Sunday, December 10, 2006

There's a point on my daily journey to the office, when I step from one world and into another. It's not marked or sign-posted, this is n't being ferried across the Styx, it's quieter, but it tells stories in it's own fashion. The one I read Monday to Friday when I'm passing through is clear cut: how affluence has the ability to slip into an area of no especial beauty - let's call them rough diamonds - and remould it, polish it, until it's a different shape; it's an environmental change without anything really structural happening. Buildings stay the same, or at least the exteriors do, interiors are always in flux. A time traveller coming to visit the area from fifty years ago would still recognise the streets, they would still be able to navigate.

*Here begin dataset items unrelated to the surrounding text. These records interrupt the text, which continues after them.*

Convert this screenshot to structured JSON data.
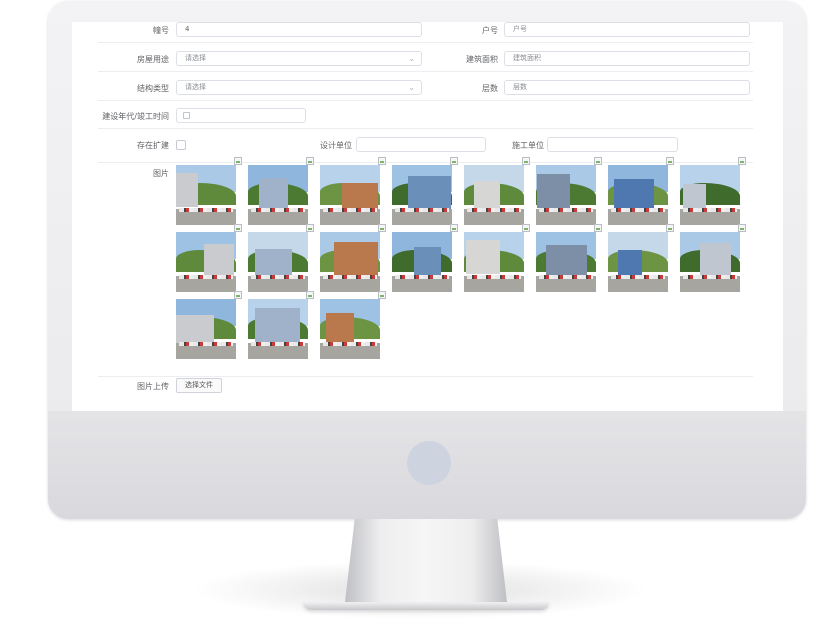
{
  "form": {
    "building_no": {
      "label": "幢号",
      "value": "4"
    },
    "household": {
      "label": "户号",
      "placeholder": "户号"
    },
    "house_use": {
      "label": "房屋用途",
      "placeholder": "请选择"
    },
    "building_area": {
      "label": "建筑面积",
      "placeholder": "建筑面积"
    },
    "structure_type": {
      "label": "结构类型",
      "placeholder": "请选择"
    },
    "floors": {
      "label": "层数",
      "placeholder": "层数"
    },
    "build_year": {
      "label": "建设年代/竣工时间"
    },
    "expansion": {
      "label": "存在扩建"
    },
    "design_unit": {
      "label": "设计单位"
    },
    "construction_unit": {
      "label": "施工单位"
    },
    "photos": {
      "label": "图片",
      "count": 19
    },
    "upload": {
      "label": "图片上传",
      "button": "选择文件"
    }
  }
}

But if they walked these streets, would they find kindred spirits now? Doubtful. That world is buried. Reborn as something else. As the newspaper shops, grocers and general shops have fallen one by one to galleries, exquisite kitchen shops and glamourous dress shops, so has the demographics. The old audience is gone; it's bankers and high flying city people now. There's always a brace or two of chauffeurs parked on the streets, engines idling, in the morning. Everything around Clarendon Cross (and this is the transition zone) completely reflects their sentiments and tastes. Just one place vaguely of any value for the mythical time-traveller of fifty years ago: a stately galleon of a wine bar. They could get a drink there, at least.

There are still flakes of the past that swirl by on occasion. I ran into a flurry some time ago, it was early in the morning and I'd just stepped into this new world. Outside the remnants of an old shop, now a house, I could see an old man in slippers and wearing pyjamas, with a coat thrown over his shoulders, the front door open. He came towards me, looking bewildered and lost, I remember for no particular reason his long grey whiskers; pointing to his watch, he asked me if the banks were open. No, they would n't be for hours, I said. Are you ok? Do you want me to take you home? I asked. I'm fine, you go to work, he replied. He was n't, he was a man lost in another world. I waited a few moments and he eventually returned to the doorway of his house.

I have n't seen him since - I hope he's well and in good care - he mentioned he lived with his sister.

He was from an older era, before gentrification, I could tell that. I wondered and still do, whether he hears the sounds of today, or is it the images and sounds of an earlier Clarendon Cross buried into the walls and bricks he's hearing. I've written about streets having ghosts before, memories, things are soaked into the walls and pavement, which are only audible and visible to whoever it was who experienced them originally, but they are there, they don't go.